Question
KK Limited is a company that manufactures made in Ghana clothes for the fashion industry. The fashion industry in Ghana is fast moving and consumer
KK Limited is a company that manufactures made in Ghana clothes for the fashion industry. The fashion industry in Ghana is fast moving and consumer demand can change quickly due to the emergence of new trends. KK Limited manufactures three items of clothing: the GEM A, the GEM B and the GEM C using the same resources but in different amounts. Budgeted information per unit is as follows: Selling price GEM A $ 250 GEM B $ 40 GEM C $ 100
Direct materials ($20 per cm) GEM A $ 100 GEM B $ 10 GEM C $ 30
Direct labour ($12 per hour) GEM A $ 36. GEM B $ 12. GEM C $27
Variable overheads.($3 per machine hrs) GEM A $9 GEM B $3 GEM C $6.75
Total fixed costs are $300,000 per month.
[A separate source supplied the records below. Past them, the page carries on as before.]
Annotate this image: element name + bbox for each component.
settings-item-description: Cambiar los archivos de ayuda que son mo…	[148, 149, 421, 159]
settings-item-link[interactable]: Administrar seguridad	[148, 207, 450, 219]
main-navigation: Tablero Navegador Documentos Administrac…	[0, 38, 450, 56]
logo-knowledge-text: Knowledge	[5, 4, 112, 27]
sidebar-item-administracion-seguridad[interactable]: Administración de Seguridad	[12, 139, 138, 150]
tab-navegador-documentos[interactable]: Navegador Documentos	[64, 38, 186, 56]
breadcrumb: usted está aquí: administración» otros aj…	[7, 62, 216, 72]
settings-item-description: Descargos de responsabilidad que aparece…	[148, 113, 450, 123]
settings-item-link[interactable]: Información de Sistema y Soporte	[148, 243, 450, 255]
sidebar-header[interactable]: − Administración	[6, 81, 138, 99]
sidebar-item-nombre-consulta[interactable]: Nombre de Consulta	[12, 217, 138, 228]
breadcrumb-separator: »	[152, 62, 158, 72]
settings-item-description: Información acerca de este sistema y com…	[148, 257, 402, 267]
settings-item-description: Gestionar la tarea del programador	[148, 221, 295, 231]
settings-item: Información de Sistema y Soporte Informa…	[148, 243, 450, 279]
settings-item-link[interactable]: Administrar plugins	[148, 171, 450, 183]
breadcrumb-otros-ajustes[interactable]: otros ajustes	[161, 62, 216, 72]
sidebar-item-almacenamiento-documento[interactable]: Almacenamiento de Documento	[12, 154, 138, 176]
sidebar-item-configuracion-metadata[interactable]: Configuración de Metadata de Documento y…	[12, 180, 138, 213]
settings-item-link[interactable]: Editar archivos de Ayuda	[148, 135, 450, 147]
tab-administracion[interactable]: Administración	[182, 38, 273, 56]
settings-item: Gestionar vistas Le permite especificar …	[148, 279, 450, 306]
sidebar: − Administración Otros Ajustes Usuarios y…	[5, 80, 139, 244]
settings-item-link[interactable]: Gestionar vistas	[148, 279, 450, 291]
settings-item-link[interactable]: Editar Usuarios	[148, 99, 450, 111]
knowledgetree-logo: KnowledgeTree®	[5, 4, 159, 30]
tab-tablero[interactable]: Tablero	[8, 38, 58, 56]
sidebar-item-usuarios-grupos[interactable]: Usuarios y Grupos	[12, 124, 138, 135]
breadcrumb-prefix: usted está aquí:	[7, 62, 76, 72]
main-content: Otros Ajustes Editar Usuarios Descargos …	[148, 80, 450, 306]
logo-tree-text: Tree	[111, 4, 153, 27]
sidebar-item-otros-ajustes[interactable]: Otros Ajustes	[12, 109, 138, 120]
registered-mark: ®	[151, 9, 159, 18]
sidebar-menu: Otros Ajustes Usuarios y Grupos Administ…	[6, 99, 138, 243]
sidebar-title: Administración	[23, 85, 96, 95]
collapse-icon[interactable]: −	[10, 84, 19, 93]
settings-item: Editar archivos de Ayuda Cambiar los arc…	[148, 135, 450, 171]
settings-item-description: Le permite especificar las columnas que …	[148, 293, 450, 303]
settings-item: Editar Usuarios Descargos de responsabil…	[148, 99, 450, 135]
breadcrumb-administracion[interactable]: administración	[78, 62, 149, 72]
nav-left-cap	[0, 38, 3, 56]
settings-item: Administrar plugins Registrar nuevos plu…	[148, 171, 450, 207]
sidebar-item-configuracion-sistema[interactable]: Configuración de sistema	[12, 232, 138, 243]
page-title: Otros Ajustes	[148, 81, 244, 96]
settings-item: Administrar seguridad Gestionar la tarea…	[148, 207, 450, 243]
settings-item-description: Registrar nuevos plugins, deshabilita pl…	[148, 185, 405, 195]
Included in the original budget constructed at the start of the year, was the sales demand for the month of March as shown below: Demand in March units GEM A 2,000 GEM B 6,000 GEM C 4,000 After the original budget had been constructed, items of clothing GEM A, GEM B and GEM C have featured in a fashion magazine. As a result of this, a new customer (a fashion retailer), has ordered 1,000 units each of GEM A, GEM B and GEM C for delivery in March. The budgeted demand shown above does not include this order from the new customer. In March there will be limited resources available. Resources will be limited to:
Direct materials 14,500 cm Direct labour 30,000 hours
There will be no opening inventory of materials, work in progress or finished goods in March. REQUIRED: Produce a statement that shows the optimal production plan and the resulting profit or loss for March.